И, между прочим, необоснованно. Женьку он очень хотел. Был на родах, поддерживал меня.

Помогал по мере своих возможностей, когда она была еще совсем маленькой. Многое ему не удавалось, но он мужчина. Так и должно быть. Я никогда не сомневалась в его любви к ней. Они похожи, как две капли воды. Он гордился ею.

Но вот в такие моменты все падало на мои плечи. Понятное дело, я мать, мне всегда виднее. Но я еще и живой человек. Работаю, устаю, рассчитываю на отдых.

Молча иду на кухню, открываю холодильник. Пора бы опять что-то приготовить. Руки просто опускаются. Куда сейчас готовить?

Беру сыр, остатки овощного рагу и плетусь в свое антистрессовое кресло. Глотаю еду, смотрю на спину мужа, активно что-то набирающего на клавиатуре.
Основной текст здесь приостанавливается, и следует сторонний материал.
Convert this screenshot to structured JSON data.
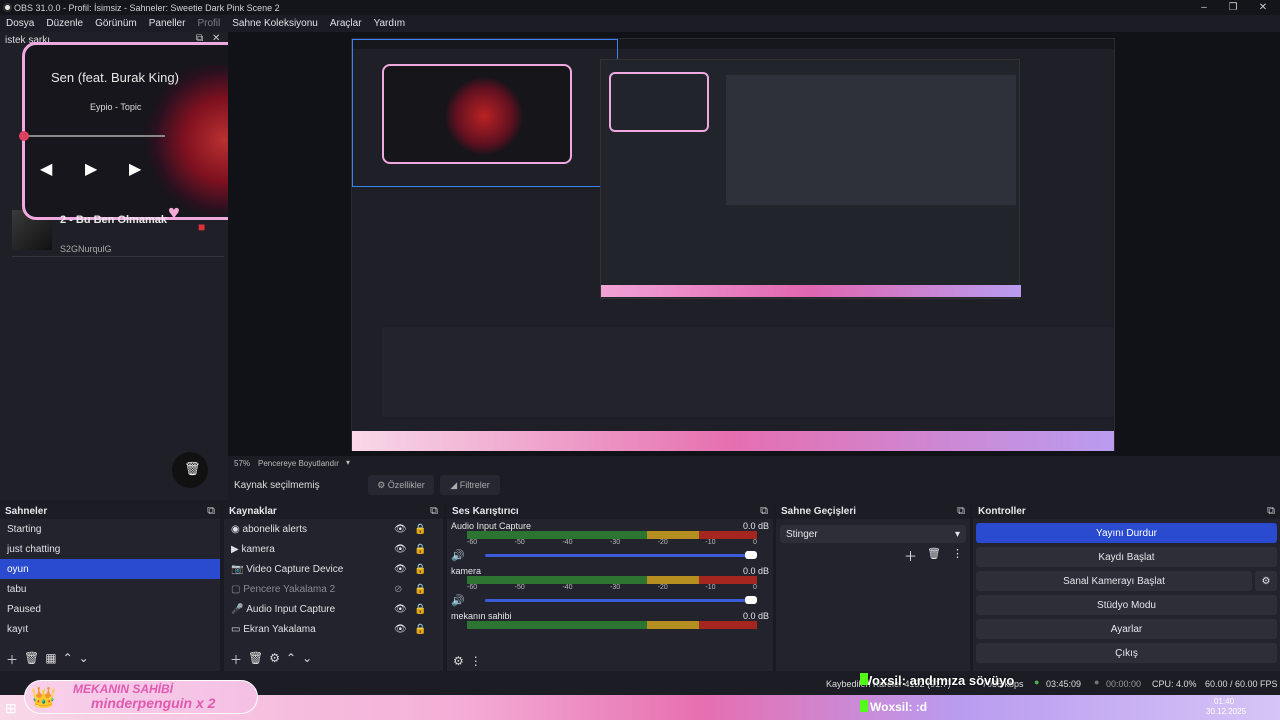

Наверное, его спину за последние 2–3 года я вижу чаще, чем лицо. Мне все-равно. Душ, приготовления к работе, и я заваливаюсь в постель. Завтра тяжелый день.

Добрый день. Ирина Горенко, пресс-секретарь начальника отдела социального развития. Могу я поговорить с господином Вронским?

Секретарь на том конце провода словно делает недовольную мину. Сучка, пошевеливайся. Я сегодня не в настроении. Не выспалась, перенервничала. Ты офисная старлетка, которой важны вещи, вызывающие у меня приступы смеха. Но в данный момент мне не до юмористических отступлений. Томный голос сообщает мне, что шеф занят. Пусть катится к черту! Мне эта встреча тоже не тарахтела. Я прощаюсь, кладу трубку и начинаю готовится к заседанию с областным комитетом, которая пройдет через 2 недели. Работы — вагон и маленькая тележка.

Через пятнадцать минут мой телефон звонит. Беру трубку, все еще дописывая предложение в речи Людмилы Владимировны. Низкий голос с хрипотцой заставляет мои пальцы замереть над клавиатурой.